Know What You’re Buying
“It doesn't matter whether you live in a one-bedroom flat or a five-bedroom detached house, it's important to ensure you have the right protection in place in case something should go wrong,” says Kevin Pratt from Money Supermarket. The most important thing to recognise at the beginning of the process is that home insurance is made up of two parts: buildings and contents. “You don't just need to insure the structure of your home; you also need to insure its contents against loss or damage caused by theft, fire, storms, lightning, flooding or other water leakage, as well as explosions or earthquakes,” adds Kevin.
Get Buildings Insurance First
“If you're a homeowner, then you're going to need buildings insurance,” says Tom Vaughan at Confused.com. It protects the structure of your home – including the roof, walls and windows – from events such as a fire or a falling tree, as well as other permanent fixtures inside the home, such as fitted kitchens and bathroom suites. Although not compulsory, it’s worth noting that most mortgage lenders will insist that you have adequate protection. The good news is you don’t need to provide any real documentation at the time of purchase, just some basic facts about your home, such as when it was built, how many rooms it has and what the walls are made from. Later down the line, a provider might ask you to calculate the rebuild cost of your home, which can be done using the Building Cost Information Service’s (BCIS) house rebuilding cost calculator. If you’re still in the process of buying a home, it’s good practice to have buildings cover in place when you exchange contracts, as this is the point at which you become financially responsible for the property.
Take Care With Unusual Homes
Most homes in the UK have brick walls and a tile roof, but others are more unusual. “If your house is not of a standard construction, you will probably need specialist home insurance because a mainstream insurer will most likely refuse cover,” warns Kevin. The good news is most insurers agree on a common list of property styles which are defined as non-standard, including homes with a timber frame and flat roof.
Count The Contents
The average home has more valuables than you might think, with Money Supermarket putting the value at somewhere in the region of £55,000 for a normal family of four – despite far lower estimates from its customers. “It's important to get the figure right so that your insurance will pay out in the event of a claim,” warns Kevin. “Walk round your house and make an inventory of your possessions – jewellery, computers, iPods – they can all add up to quite a sum. And don't forget the contents of your shed. Contents also include clothes, furniture, carpets and curtains,” advises Kevin. Read the terms and conditions as most insurers will limit pay outs for single items, and be sure to provide your insurer with all the relevant information – which might include professional valuations for items like jewellery. Skipping this step might allow your insurer to refuse to pay out.
Define The Cover
The contents portion of home insurance policies are generally referred to what’s known as ‘old for new’, which means a successful claim will pay out to replace the old item with a new version, in the right circumstances. Be careful if your insurer is offering a cheaper ‘indemnity’ policy offer to protect against everyday wear and tear. The eventual pay-out will only reflect the asset’s value at the time of the claim, rather than its value when new.
Check The Excess
Official advice from the Money & Pensions Service recommends shoppers put the level and type of cover before the overall price. Once you’re happy the policy is right for you, it’s always important to check the excess to ensure you’re getting the deal you think you are. “Generally, a higher insurance excess can knock pounds off your premium. This is useful if you don't need to claim for low amounts, as doing so is likely to increase the cost of your insurance in future,” says Neil. “Escape of water is a common claim, but the excess is not always the same as in the main section of your policy. So double check and ensure your excess for this is affordable.”
Consider The Add-Ons
It’s common for insurers to offer extra forms of cover, usually for an additional premium. Accidental damage is one of the most popular policy add-ons, as are legal expenses and even car insurance if you park on a private driveway. Also, check what the policy says about loss of items outside of the home – a common umbrella term is “personal possessions” – such as mobile phones, laptops or expensive headphones. It may be that the distance is limited to a certain square mileage, or not included at all.

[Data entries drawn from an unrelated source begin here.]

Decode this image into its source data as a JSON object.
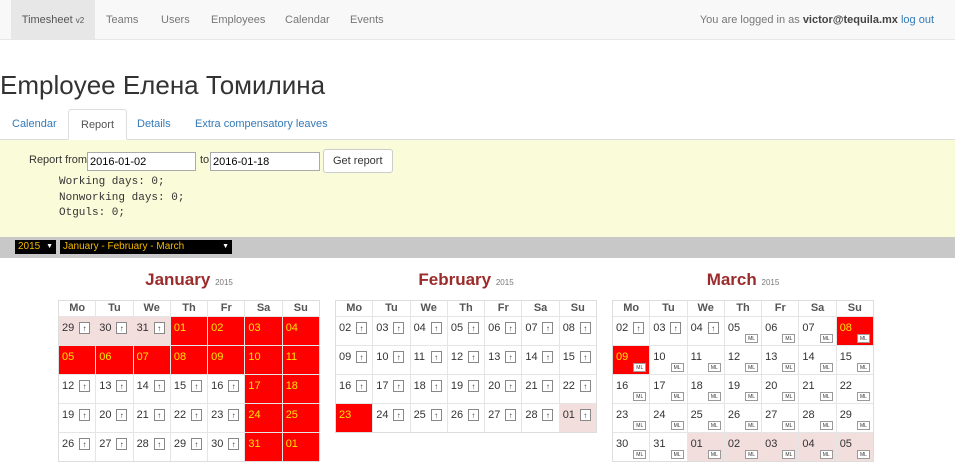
{
  "nav": {
    "brand": "Timesheet",
    "brand_version": "v2",
    "items": [
      "Teams",
      "Users",
      "Employees",
      "Calendar",
      "Events"
    ],
    "login_prefix": "You are logged in as",
    "login_user": "victor@tequila.mx",
    "logout": "log out"
  },
  "page_title": "Employee Елена Томилина",
  "tabs": [
    "Calendar",
    "Report",
    "Details",
    "Extra compensatory leaves"
  ],
  "report": {
    "from_label": "Report from",
    "from_value": "2016-01-02",
    "to_label": "to",
    "to_value": "2016-01-18",
    "button": "Get report",
    "working_days": "Working days: 0;",
    "nonworking_days": "Nonworking days: 0;",
    "otguls": "Otguls: 0;"
  },
  "selectors": {
    "year": "2015",
    "period": "January - February - March"
  },
  "colors": {
    "holiday": "#ff0000",
    "holiday_text": "#ffe600",
    "other_month": "#f3dede",
    "month_title": "#9c2b2b"
  },
  "weekdays": [
    "Mo",
    "Tu",
    "We",
    "Th",
    "Fr",
    "Sa",
    "Su"
  ],
  "up_icon": "↑",
  "ml_label": "ML",
  "months": [
    {
      "name": "January",
      "year": "2015",
      "weeks": [
        [
          {
            "d": "29",
            "s": "pink",
            "up": true
          },
          {
            "d": "30",
            "s": "pink",
            "up": true
          },
          {
            "d": "31",
            "s": "pink",
            "up": true
          },
          {
            "d": "01",
            "s": "red"
          },
          {
            "d": "02",
            "s": "red"
          },
          {
            "d": "03",
            "s": "red"
          },
          {
            "d": "04",
            "s": "red"
          }
        ],
        [
          {
            "d": "05",
            "s": "red"
          },
          {
            "d": "06",
            "s": "red"
          },
          {
            "d": "07",
            "s": "red"
          },
          {
            "d": "08",
            "s": "red"
          },
          {
            "d": "09",
            "s": "red"
          },
          {
            "d": "10",
            "s": "red"
          },
          {
            "d": "11",
            "s": "red"
          }
        ],
        [
          {
            "d": "12",
            "up": true
          },
          {
            "d": "13",
            "up": true
          },
          {
            "d": "14",
            "up": true
          },
          {
            "d": "15",
            "up": true
          },
          {
            "d": "16",
            "up": true
          },
          {
            "d": "17",
            "s": "red"
          },
          {
            "d": "18",
            "s": "red"
          }
        ],
        [
          {
            "d": "19",
            "up": true
          },
          {
            "d": "20",
            "up": true
          },
          {
            "d": "21",
            "up": true
          },
          {
            "d": "22",
            "up": true
          },
          {
            "d": "23",
            "up": true
          },
          {
            "d": "24",
            "s": "red"
          },
          {
            "d": "25",
            "s": "red"
          }
        ],
        [
          {
            "d": "26",
            "up": true
          },
          {
            "d": "27",
            "up": true
          },
          {
            "d": "28",
            "up": true
          },
          {
            "d": "29",
            "up": true
          },
          {
            "d": "30",
            "up": true
          },
          {
            "d": "31",
            "s": "red"
          },
          {
            "d": "01",
            "s": "red"
          }
        ]
      ]
    },
    {
      "name": "February",
      "year": "2015",
      "weeks": [
        [
          {
            "d": "02",
            "up": true
          },
          {
            "d": "03",
            "up": true
          },
          {
            "d": "04",
            "up": true
          },
          {
            "d": "05",
            "up": true
          },
          {
            "d": "06",
            "up": true
          },
          {
            "d": "07",
            "up": true
          },
          {
            "d": "08",
            "up": true
          }
        ],
        [
          {
            "d": "09",
            "up": true
          },
          {
            "d": "10",
            "up": true
          },
          {
            "d": "11",
            "up": true
          },
          {
            "d": "12",
            "up": true
          },
          {
            "d": "13",
            "up": true
          },
          {
            "d": "14",
            "up": true
          },
          {
            "d": "15",
            "up": true
          }
        ],
        [
          {
            "d": "16",
            "up": true
          },
          {
            "d": "17",
            "up": true
          },
          {
            "d": "18",
            "up": true
          },
          {
            "d": "19",
            "up": true
          },
          {
            "d": "20",
            "up": true
          },
          {
            "d": "21",
            "up": true
          },
          {
            "d": "22",
            "up": true
          }
        ],
        [
          {
            "d": "23",
            "s": "red"
          },
          {
            "d": "24",
            "up": true
          },
          {
            "d": "25",
            "up": true
          },
          {
            "d": "26",
            "up": true
          },
          {
            "d": "27",
            "up": true
          },
          {
            "d": "28",
            "up": true
          },
          {
            "d": "01",
            "s": "pink",
            "up": true
          }
        ]
      ]
    },
    {
      "name": "March",
      "year": "2015",
      "weeks": [
        [
          {
            "d": "02",
            "up": true
          },
          {
            "d": "03",
            "up": true
          },
          {
            "d": "04",
            "up": true
          },
          {
            "d": "05",
            "ml": true
          },
          {
            "d": "06",
            "ml": true
          },
          {
            "d": "07",
            "ml": true
          },
          {
            "d": "08",
            "s": "red",
            "ml": true
          }
        ],
        [
          {
            "d": "09",
            "s": "red",
            "ml": true
          },
          {
            "d": "10",
            "ml": true
          },
          {
            "d": "11",
            "ml": true
          },
          {
            "d": "12",
            "ml": true
          },
          {
            "d": "13",
            "ml": true
          },
          {
            "d": "14",
            "ml": true
          },
          {
            "d": "15",
            "ml": true
          }
        ],
        [
          {
            "d": "16",
            "ml": true
          },
          {
            "d": "17",
            "ml": true
          },
          {
            "d": "18",
            "ml": true
          },
          {
            "d": "19",
            "ml": true
          },
          {
            "d": "20",
            "ml": true
          },
          {
            "d": "21",
            "ml": true
          },
          {
            "d": "22",
            "ml": true
          }
        ],
        [
          {
            "d": "23",
            "ml": true
          },
          {
            "d": "24",
            "ml": true
          },
          {
            "d": "25",
            "ml": true
          },
          {
            "d": "26",
            "ml": true
          },
          {
            "d": "27",
            "ml": true
          },
          {
            "d": "28",
            "ml": true
          },
          {
            "d": "29",
            "ml": true
          }
        ],
        [
          {
            "d": "30",
            "ml": true
          },
          {
            "d": "31",
            "ml": true
          },
          {
            "d": "01",
            "s": "pink",
            "ml": true
          },
          {
            "d": "02",
            "s": "pink",
            "ml": true
          },
          {
            "d": "03",
            "s": "pink",
            "ml": true
          },
          {
            "d": "04",
            "s": "pink",
            "ml": true
          },
          {
            "d": "05",
            "s": "pink",
            "ml": true
          }
        ]
      ]
    }
  ]
}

Track The No Claims Discount
The no claims discount works the same way it does for car insurance. If you don’t make a claim during a 12-month period then your insurance provider could consider giving you a reduced premium next time round. However, other circumstances are taken into account at the time of renewal, so there aren’t any guarantees. Be sure to still shop around.

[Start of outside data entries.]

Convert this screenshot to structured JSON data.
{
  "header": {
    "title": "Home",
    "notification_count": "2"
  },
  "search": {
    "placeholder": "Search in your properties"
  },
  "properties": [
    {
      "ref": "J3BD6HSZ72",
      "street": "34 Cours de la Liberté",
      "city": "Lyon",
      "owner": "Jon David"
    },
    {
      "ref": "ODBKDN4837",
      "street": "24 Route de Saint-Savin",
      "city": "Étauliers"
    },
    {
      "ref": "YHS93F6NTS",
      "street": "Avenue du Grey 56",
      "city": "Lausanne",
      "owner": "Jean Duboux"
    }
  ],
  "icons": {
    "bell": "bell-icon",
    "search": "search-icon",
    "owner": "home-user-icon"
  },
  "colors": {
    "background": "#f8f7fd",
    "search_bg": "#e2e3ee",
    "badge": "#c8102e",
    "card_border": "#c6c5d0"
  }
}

Finally, Always Beware Common Exclusions
Most insurers tend not to automatically pay out for damage due to wear and tear, as well as ‘acts of war’ or terrorism. Neither is it ‘boiler-plate’ for policies to protect against pest infestations, faulty or poor workmanship by contractors, or even frost damage. “If your home is unoccupied for more than 30 days during the year, you could also invalidate the policy,” warns Kevin. “Always read the small print before you buy insurance to make sure you have the right cover for your needs.”